1. A block of mass m is released from rest at the top of a frictionless incline of height h. What is the kinetic energy of the block at the bottom of the incline? (A) mgh/2 (B) mgh (C) 2mgh (D) 4mgh

2. A spring with spring constant k is compressed by a distance x. What is the potential energy stored in the spring? (A) kx/2 (B) kx (C) kx^2/2 (D) kx^2

3. A ball is thrown vertically upwards. Neglecting air resistance, which of the following is true about its mechanical energy? (A) It increases as the ball goes up. (B) It decreases as the ball goes up. (C) It remains constant. (D) It is zero at the maximum height.

#Free Response Question (FRQ)

A block of mass m is released from rest at the top of a ramp of height h and slides down the ramp. The ramp is inclined at an angle θ with the horizontal. The coefficient of kinetic friction between the block and the ramp is μ.

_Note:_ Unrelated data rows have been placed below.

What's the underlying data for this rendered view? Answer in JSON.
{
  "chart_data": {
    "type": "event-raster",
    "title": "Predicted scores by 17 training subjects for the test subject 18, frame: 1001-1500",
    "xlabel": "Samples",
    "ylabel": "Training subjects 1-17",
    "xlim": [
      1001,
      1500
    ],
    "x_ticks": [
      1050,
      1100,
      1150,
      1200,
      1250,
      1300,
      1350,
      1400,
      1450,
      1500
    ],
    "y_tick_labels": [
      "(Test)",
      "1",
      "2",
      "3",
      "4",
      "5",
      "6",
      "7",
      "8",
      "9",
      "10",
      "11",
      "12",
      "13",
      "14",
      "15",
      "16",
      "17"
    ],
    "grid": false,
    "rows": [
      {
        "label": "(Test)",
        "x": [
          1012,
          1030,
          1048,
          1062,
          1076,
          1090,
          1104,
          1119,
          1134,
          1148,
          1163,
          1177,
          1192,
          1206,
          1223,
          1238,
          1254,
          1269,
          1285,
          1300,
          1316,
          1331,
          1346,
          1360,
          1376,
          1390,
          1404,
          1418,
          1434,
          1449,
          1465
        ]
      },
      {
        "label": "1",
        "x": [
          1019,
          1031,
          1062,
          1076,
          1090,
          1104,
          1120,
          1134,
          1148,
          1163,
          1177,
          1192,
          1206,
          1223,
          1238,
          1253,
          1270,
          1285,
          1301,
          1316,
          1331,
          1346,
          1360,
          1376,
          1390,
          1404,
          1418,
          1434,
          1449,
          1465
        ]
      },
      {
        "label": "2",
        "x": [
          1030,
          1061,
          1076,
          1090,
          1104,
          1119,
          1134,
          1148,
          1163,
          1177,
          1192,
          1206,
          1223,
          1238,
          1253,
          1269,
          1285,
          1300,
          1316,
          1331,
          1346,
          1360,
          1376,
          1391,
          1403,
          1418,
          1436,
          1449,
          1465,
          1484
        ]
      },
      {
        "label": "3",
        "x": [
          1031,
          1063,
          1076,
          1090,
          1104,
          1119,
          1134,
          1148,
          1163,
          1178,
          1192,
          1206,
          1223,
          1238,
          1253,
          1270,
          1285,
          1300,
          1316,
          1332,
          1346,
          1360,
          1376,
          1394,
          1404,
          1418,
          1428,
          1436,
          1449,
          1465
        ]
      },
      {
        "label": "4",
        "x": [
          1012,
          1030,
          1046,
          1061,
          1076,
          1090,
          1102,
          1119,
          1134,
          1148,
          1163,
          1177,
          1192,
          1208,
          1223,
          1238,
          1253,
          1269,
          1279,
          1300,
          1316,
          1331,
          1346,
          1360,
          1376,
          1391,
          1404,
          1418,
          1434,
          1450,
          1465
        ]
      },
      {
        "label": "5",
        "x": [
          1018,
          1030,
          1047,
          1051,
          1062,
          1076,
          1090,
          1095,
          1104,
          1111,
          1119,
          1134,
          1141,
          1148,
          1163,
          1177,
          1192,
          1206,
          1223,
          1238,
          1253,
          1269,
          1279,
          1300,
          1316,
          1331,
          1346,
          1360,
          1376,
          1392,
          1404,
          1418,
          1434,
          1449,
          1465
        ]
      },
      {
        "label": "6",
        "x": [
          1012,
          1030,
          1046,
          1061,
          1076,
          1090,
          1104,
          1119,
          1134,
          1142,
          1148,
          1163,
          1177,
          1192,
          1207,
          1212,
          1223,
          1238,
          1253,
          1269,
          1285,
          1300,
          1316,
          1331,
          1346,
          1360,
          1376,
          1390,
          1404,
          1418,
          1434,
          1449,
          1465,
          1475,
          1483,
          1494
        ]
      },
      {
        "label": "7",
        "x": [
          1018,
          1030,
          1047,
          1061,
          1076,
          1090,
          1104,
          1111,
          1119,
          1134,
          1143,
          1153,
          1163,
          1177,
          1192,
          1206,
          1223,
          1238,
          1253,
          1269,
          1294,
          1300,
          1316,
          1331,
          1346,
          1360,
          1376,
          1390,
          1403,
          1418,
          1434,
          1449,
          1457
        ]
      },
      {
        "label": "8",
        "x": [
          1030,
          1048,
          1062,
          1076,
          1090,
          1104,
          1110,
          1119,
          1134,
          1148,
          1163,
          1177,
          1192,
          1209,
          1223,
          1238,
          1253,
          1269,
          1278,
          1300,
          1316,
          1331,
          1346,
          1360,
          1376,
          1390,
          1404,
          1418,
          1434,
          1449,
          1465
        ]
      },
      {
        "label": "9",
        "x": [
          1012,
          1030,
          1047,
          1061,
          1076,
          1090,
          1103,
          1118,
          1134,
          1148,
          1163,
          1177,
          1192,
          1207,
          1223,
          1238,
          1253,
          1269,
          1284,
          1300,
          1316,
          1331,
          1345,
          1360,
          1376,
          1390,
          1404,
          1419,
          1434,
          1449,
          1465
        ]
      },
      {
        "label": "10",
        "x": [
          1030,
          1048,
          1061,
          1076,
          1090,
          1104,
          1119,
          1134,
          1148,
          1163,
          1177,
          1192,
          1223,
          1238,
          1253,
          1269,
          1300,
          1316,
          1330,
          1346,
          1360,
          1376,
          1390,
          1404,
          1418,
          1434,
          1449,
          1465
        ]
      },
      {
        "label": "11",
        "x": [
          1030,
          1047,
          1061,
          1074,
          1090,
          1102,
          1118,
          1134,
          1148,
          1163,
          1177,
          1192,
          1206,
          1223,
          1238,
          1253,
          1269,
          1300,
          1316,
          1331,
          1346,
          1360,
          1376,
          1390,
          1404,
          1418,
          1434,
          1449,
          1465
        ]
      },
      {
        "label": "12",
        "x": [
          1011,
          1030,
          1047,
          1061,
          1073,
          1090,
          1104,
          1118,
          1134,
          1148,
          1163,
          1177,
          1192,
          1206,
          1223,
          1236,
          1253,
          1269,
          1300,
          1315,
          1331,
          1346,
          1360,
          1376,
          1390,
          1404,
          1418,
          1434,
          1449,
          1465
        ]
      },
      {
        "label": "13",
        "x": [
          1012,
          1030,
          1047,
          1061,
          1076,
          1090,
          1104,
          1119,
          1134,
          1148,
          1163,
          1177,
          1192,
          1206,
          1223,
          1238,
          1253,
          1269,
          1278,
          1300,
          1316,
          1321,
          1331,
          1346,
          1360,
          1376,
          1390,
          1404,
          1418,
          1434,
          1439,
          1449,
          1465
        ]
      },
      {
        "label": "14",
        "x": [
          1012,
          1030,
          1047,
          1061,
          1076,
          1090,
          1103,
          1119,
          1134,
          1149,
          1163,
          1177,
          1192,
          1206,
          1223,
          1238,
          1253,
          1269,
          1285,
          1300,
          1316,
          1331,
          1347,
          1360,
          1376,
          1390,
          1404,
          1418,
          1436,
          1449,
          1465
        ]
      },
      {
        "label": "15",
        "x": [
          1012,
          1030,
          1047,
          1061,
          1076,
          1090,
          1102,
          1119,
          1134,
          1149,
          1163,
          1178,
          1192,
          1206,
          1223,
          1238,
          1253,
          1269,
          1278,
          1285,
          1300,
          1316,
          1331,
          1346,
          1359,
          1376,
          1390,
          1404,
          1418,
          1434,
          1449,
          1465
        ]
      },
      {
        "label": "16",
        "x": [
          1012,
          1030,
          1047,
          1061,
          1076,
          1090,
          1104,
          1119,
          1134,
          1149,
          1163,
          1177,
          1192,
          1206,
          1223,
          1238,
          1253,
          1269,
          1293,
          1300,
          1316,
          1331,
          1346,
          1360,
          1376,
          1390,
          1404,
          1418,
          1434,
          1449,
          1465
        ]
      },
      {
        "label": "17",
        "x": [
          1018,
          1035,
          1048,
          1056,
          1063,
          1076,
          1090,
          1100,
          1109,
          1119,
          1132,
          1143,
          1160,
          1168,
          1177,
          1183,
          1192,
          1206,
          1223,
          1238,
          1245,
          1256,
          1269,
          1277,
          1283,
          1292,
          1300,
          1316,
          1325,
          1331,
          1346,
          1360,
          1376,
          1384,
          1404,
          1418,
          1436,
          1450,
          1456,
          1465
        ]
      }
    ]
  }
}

(a) Derive an expression for the work done by friction as the block slides down the ramp. (b) Derive an expression for the kinetic energy of the block at the bottom of the ramp. (c) If the block is observed to have half the kinetic energy at the bottom of the ramp compared to the frictionless case, derive an expression for the coefficient of kinetic friction μ in terms of h, θ, and g.

#FRQ Scoring Breakdown

(a) Work done by friction (3 points)

• 1 point: Correctly identifying the normal force as mgcos(θ).
• 1 point: Correctly calculating the frictional force as μmgcos(θ).
• 1 point: Correctly calculating the work done by friction as -μmghcos(θ)/sin(θ), or -μmgdcos(θ), where d is the distance along the ramp.

(b) Kinetic energy at the bottom (3 points)

• 1 point: Correctly stating the conservation of energy principle: mgh = K + Wfriction.
• 1 point: Correctly substituting the work done by friction from part (a).
• 1 point: Correctly solving for the kinetic energy at the bottom as K = mgh - μmghcos(θ)/sin(θ), or K = mgh - μmgdcos(θ).

(c) Coefficient of kinetic friction (4 points)

• 1 point: Correctly stating the kinetic energy at the bottom in the frictionless case as K = mgh.
• 1 point: Correctly stating that the kinetic energy at the bottom with friction is mgh/2. * 1 point: Correctly setting up the equation mgh/2 = mgh - μmghcos(θ)/sin(θ).
• 1 point: Correctly solving for the coefficient of kinetic friction as μ = (1/2)tan(θ).